It has been a long time coming. The Postal and Telecommunications Regulatory Authority of Zimbabwe (POTRAZ) won a tender way back in September 2015 to build a a regional Internet Exchange Point (IXP). Originally the IXP was supposed to be established by December 2016 which became May 2017 until it finally happened in November 2017.
It wasn’t all POTRAZ’s fault that the project got delayed as they say funding was delayed.
So the new IXP being called the Zimbabwe Internet Exchange (ZIX) was launched on the 7th of November.
What is an Internet Exchange Point?
It is a physical network access point through which major network providers connect their networks and exchange traffic. This allows network interconnection through the exchange access point instead of third-party networks.

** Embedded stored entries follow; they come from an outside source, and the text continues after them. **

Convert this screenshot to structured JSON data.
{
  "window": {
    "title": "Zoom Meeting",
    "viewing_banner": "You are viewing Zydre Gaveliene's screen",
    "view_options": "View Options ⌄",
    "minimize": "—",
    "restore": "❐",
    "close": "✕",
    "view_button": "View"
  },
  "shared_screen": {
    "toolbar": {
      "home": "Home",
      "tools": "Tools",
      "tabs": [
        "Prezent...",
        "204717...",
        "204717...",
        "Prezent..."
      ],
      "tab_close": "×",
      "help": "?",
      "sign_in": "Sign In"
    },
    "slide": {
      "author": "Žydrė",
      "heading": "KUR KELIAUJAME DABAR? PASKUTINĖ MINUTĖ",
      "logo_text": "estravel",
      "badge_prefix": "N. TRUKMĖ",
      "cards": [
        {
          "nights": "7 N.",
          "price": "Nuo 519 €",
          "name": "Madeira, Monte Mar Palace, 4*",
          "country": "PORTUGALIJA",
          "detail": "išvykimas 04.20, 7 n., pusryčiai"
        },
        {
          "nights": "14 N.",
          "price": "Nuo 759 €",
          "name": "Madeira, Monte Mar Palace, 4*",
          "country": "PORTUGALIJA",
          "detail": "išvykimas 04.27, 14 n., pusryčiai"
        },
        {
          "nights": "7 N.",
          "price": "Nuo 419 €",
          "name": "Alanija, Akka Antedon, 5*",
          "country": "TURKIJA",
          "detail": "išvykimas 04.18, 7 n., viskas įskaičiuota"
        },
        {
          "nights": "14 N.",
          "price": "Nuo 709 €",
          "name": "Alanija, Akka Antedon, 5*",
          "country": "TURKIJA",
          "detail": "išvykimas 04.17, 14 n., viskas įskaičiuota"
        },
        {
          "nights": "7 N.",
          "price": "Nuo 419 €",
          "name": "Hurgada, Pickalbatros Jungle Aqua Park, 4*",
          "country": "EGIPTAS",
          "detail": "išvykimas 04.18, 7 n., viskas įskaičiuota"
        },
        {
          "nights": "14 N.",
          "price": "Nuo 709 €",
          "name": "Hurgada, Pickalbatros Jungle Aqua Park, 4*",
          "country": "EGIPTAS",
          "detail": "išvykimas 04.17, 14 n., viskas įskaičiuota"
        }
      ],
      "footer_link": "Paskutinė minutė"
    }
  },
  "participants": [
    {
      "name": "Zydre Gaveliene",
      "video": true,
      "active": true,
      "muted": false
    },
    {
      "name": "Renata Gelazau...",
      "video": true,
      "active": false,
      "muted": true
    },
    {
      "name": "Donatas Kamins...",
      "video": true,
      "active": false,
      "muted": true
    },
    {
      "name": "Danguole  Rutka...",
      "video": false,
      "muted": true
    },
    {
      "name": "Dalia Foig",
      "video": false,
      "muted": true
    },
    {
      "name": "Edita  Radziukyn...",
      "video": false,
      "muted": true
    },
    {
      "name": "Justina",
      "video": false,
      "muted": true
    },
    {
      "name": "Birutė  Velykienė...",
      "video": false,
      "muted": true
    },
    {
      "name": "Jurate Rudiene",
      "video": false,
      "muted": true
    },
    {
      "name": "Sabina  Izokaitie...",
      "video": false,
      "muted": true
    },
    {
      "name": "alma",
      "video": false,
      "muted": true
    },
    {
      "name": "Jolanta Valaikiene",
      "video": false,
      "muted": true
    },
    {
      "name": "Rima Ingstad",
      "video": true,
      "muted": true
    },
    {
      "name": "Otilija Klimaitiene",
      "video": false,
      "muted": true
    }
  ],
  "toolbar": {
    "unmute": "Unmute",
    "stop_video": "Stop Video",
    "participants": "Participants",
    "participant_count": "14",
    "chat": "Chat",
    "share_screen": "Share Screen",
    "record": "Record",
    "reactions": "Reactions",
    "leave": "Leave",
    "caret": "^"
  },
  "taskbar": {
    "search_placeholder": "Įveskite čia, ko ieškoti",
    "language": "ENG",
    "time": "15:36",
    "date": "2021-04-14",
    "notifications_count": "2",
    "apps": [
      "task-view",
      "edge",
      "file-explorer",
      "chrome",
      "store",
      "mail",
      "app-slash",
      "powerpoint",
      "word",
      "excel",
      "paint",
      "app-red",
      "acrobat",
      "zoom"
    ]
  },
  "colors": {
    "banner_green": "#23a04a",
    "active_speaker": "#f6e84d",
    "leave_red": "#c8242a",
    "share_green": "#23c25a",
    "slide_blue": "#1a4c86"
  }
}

So this means all our internet traffic would now pass through the IXP.
As Internet Service Providers (ISPs), Content Delivery Networks (CDNs) and others utilise the IXP they reduce the traffic which must be delivered via their upstream transit providers which in turn leads to cost savings.
An example would be the CDNs that Econet Media is building across Africa being connected through the ZIX which would lead to faster Netflix for users in this country regardless of their ISP and cost savings for all involved in bringing that content to the consumer.
In short IXPs lead to higher data transfer speeds, reduced latency, improved routing efficiency and lower costs.
Is the Zimbabwe Internet Exchange Point the first IXP in Zimbabwe?
No, and here is where it gets confusing. There already was an IXP in Zimbabwe called, erm, the Zimbabwe Internet Exchange or ZINX. This ZINX is operated by the non governmental Zimbabwe Internet Service Providers Association (ZISPA.) Why did POTRAZ decide to call it the Zimbabwe Internet Exchange when there already was an IXP with that name? We’ll never know.
So if there was ZINX why was there need for another IXP? It’s complicated. IXPs by their nature rely on cooperation of the ISPs and CDNs. At ZINX certain incidences occurred and some ISPs allegedly managed to use other ISPs’ bandwidth. This led to lack of trust and the kicking out of some ISPs, it was a mess.
Why did we not see the cost benefits that are supposed to come with IXPs? Well the we here refers to end users and not the ISPs. The ISPs enjoyed some cost reduction but that was not passed on to the consumer. That’s how business is done in Zimbabwe.
Will this new ZIX succeed?
We hope it does and the early signs indicate it might succeed. The big ISPs are already on board, TelOne, Liquid Telecom, Africom, Dandemutande, Powertel and Telecontract. So are we saying the government run IXP is likely to succeed where the independent IXP failed? Uh, we kind of are.
The question then becomes, what would be considered success? We would think faster and cheaper internet access for consumers brought about by reduced costs for ISPs. For the government though that is secondary.
Why are we not thrilled about this government operated IXP?
The government version of success is gaining the power to control internet traffic. They recently commissioned a Cyber Security Ministry focused on social media regulation (read suppression of free expression.) Their end goal is to control which platforms we can use.
We heard the President say they are looking at China and Russia for blueprints on how to deal with the threat posed by the freedom of speech on social media. China recently blocked WhatsApp in the Asian country and now Zimbabwe with its new IXP is closer to being able to do the same.
That is the problem when all the internet traffic in the country goes through a central point that is managed by the government.
Well, what if ISPs just choose to pass on ZIX? We know that the government said it will not force or compel ISPs to be a part of the ZIX Association but we’ll let you decide if you think that word counts for anything. The ISPs do not even need to wait for coercion because they know that if they want to operate in this country without problems they have to be a part of the ZIXA and already we see many on board.
We will be following Zimbabwe Internet Exchange’s progress closely, ZIX and not ZINX. It is rather convenient for the government that it was finally established before the elections and so we are keen to see what they do with the IXP.